Je veux être un harceleur. Son harceleur. Est-ce que ce n'est pas pour ça que je suis revenu ? Pour faire de ma vie un enfer. Faire de la sienne ce qu'elle aurait dû être. J'ai souhaité revenir pour le dégoûter de moi, pour qu'il puisse vivre. J'ai fait tout le contraire. Pour son bien. Parce que j'avais besoin de lui comme de l'air que je respirais.

Son visage qui s'éclaire provoque des soubresauts chez moi. Une faille dans mon cœur. Une crevasse. Un vertige. Un espoir de remonter, aussi. Faut-il le combattre ? Quand j'essaie, j'ai cette douleur dans le torse. Le mal de lui.

Autrefois, j'ai fait toutes ces conneries, en espérant que ce chaos me guérirait de lui. Quand j'y réfléchis, que je n'ai pas su saisir plusieurs chances, et pourtant, Hamilton avait insisté, persisté, à l'époque.

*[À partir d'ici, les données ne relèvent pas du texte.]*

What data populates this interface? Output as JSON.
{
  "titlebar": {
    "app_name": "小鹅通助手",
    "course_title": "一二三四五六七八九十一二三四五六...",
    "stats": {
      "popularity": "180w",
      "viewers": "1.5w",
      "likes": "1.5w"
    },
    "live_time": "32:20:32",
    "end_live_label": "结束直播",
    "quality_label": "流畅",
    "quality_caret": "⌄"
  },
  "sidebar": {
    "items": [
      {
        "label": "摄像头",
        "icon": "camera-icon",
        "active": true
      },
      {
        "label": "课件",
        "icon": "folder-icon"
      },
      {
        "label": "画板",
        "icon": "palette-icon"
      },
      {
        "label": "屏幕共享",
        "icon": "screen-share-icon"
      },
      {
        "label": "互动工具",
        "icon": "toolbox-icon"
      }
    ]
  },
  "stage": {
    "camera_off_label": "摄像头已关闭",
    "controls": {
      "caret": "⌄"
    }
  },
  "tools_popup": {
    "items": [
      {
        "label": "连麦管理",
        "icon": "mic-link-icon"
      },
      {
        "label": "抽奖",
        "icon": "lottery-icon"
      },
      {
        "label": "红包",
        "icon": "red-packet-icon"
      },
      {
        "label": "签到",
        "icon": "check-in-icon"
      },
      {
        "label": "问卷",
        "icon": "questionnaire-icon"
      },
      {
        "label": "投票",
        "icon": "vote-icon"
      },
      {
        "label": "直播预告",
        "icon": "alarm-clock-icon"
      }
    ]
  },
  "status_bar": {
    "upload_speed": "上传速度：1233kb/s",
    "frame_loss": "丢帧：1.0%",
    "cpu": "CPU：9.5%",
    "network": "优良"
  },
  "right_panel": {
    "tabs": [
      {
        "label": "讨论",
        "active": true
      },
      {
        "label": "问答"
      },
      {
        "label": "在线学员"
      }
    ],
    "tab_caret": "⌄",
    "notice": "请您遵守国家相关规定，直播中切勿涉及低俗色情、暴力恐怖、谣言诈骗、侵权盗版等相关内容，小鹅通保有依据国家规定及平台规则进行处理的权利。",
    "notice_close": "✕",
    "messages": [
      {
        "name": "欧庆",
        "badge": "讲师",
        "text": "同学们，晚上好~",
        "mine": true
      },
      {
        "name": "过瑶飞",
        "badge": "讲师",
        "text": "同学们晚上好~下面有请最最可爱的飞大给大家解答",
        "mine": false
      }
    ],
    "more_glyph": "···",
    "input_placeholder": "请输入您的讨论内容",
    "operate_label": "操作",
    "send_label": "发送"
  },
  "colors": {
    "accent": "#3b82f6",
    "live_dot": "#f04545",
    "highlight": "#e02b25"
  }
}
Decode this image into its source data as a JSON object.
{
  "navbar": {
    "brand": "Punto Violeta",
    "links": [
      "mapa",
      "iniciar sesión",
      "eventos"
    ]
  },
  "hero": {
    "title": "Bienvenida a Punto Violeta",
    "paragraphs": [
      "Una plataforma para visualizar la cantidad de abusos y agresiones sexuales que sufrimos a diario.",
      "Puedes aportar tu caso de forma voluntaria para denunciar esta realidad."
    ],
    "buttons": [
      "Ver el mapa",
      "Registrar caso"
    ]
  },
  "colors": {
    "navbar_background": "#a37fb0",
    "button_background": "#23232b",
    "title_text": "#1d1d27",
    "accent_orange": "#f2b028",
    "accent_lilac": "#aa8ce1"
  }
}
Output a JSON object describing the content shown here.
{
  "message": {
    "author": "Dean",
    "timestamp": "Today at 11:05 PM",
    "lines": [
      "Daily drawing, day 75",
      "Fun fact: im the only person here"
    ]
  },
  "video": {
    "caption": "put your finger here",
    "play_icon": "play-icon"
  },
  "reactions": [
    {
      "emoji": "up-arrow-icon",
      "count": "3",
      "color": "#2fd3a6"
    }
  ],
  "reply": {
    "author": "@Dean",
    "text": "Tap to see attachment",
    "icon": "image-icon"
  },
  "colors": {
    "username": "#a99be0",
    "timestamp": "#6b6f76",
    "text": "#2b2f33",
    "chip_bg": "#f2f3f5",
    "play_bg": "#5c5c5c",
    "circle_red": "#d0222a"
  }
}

Il y avait les insultes des autres envers Hamilton et mon mutisme, sous le prétexte qu'il se défendait très bien face aux moqueries ou aux insultes homophobes. Une heure après les cours, nous nous embrassions. En forêt, derrière un rocher ou chez lui, comme si de rien n'était, sans qu'Hamilton m'en tienne rigueur.

Puis il y a eu le chien, cet après-midi-là. Nous nous étions isolés entre les arbres émeraude, entrelacés, quand l'animal est apparu brusquement. Un grand chien gris, efflanqué, sans race déterminée, mais surtout, blessé à la cuisse. Le sang avait souillé et collé son pelage. Il nous a suivis, tandis que nous cherchions son ou ses maîtres. Il avait probablement été perdu par un randonneur, par accident ou pas.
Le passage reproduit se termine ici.